Over the years the Green Bay Packers have done well to keep as many draft picks as possible. We know that this is a team with a philosophy of “draft and develop” and thus it isn’t uncommon for them to move around the board for various reasons. Working magic on draft weekend to acquire more picks or to acquire more desirable players is a serious consideration for any team, but the Packers’ emphasis on drafting certainly puts their yearly rookie hauls under a microscope more than most NFL teams. This all sets up the question; will the Packers trade the 13th pick in the upcoming 2023 NFL Draft?

Trading Up

We can say with near certainty that the Packers won’t decide to trade up in the first round just to take a player at a position of “need.” There are two main reasons that the Packers may trade up from 13, and they are both fairly specific. The first — and more obvious — reason would be to acquire a player that they deem as being well worth the lost picks. A player would essentially have to be jumping off of the draft board at them even prior to Thursday as someone who is worth getting at almost any cost. This is an unlikely outcome for a variety of reasons, some of which we’ll get around to.

The second reason the Packers could trade up would be if one of their top few players on the board begins falling well beyond projection. If for instance a projected top-3 pick like Will Anderson was available with the 10th pick, there may be merit to moving up a few spots to select that player. This is also unlikely because, first and foremost, a player of that caliber probably won’t fall far. It is also unlikely because if a player has some reason to begin falling on draft night, and teams didn’t want the select him, it is unlikely the Packers would be high enough on him either.

The overall reason why it is unlikely for the Packers to trade up is because of their salary cap situation. The fact is, when a player is drafted higher they tend to get paid a bit more. We can also look at the fact that the Packers don’t need to spring on some massive player who needs to help them right now. The front office is realistically looking at this roster as a two to three year project before it is ready to compete for a Super Bowl, meaning there’s no reason to “swing for the fences” or “go all in” just yet.

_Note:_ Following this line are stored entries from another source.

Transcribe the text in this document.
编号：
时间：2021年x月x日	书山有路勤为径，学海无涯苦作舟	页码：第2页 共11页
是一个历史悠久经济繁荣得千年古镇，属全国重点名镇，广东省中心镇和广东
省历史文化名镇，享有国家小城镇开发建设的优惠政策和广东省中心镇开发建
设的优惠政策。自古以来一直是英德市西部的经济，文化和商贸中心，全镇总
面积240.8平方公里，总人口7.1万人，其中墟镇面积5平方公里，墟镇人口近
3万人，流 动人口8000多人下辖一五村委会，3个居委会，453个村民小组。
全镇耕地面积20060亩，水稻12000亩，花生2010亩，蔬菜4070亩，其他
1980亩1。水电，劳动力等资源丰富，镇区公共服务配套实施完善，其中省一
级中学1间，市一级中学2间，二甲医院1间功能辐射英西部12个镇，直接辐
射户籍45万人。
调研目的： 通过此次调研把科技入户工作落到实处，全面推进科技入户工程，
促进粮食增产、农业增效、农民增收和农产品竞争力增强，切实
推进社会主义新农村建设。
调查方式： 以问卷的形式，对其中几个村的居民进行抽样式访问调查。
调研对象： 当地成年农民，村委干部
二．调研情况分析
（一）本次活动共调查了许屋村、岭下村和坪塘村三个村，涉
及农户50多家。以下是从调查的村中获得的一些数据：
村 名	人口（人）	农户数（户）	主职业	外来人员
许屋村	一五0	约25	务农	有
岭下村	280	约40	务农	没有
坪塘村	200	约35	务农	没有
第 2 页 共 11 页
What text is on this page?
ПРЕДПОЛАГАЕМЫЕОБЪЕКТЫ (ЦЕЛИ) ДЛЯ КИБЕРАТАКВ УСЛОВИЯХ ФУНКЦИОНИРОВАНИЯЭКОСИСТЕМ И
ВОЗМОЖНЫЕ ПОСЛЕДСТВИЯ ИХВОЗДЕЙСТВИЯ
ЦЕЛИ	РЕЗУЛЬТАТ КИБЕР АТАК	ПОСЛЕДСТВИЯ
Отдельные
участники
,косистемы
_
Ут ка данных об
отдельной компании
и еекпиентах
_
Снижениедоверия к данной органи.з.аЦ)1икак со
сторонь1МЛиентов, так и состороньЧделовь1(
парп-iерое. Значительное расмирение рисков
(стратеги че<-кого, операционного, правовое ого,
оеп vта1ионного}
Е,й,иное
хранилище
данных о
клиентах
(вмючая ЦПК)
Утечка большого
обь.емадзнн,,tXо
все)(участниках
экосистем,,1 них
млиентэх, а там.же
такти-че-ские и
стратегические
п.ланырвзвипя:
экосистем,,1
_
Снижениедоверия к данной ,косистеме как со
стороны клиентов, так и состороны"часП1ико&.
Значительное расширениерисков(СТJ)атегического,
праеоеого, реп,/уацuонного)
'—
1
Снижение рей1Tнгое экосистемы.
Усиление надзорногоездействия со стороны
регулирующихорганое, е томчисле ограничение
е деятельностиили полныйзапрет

Ultimately, there is very little chance that the Packers move up at all in this draft class, and if they do, it probably won’t be more than 2 or 3 positions.

Trading Back

Since trading up in the first round from 15 to 13 it is hard to imagine the Packers trading back now, but there is still probably as strong a possibility as ever that the team does. The 13th pick may be highly coveted, and if the front office planned on possibly trading back before acquiring pick 13 it would make sense that they still want to do that.

With the salary cap being a major factor for Green Bay, trading down in the draft can help them manage their money a bit more effectively. Ultimately if you acquire more picks, you’re drafting more rookies, and you’re ending up with more rookies on your payroll. Brian Gutekunst may be poised to try and build a very young core wherever possible in order to save cap space to eventually make a splash in a few years when he feels the team is ready to really compete for a championship.

Do They Stay Put With the 13th Pick?

Obviously the most likely option is that the Packers pick at 13 and then move on with their draft. Without even considering the tendencies of Brian Gutekunst, it’s just usually the case that even if a team looks into trading a pick up or down it doesn’t always occur. Most picks made in the first round of the NFL draft have multiple calls made about them, and most of these calls don’t come to fruition.

Brian Gutekunst has made a few moves early in drafts that suggest he does have a tendency to move up though. Jaire Alexander, Jordan Love, and second rounder Christian Watson were all traded up for, and that’s just to name a few of Brian Gutekunst’s moves in day one or two of the draft.

If I had to rank the likelihood of the Packers’ potential moves in the first round I would say they will most likely stay put. After that will be the consideration of trading down to acquire more picks for the future of the team. Finally, the least likely option will be the small possibility of trading up, and even if a trade up occurs, we can bet that it won’t be more than a few spots.

It will finally be time to watch this all unfold tomorrow night, during the first round of the 2023 NFL Draft.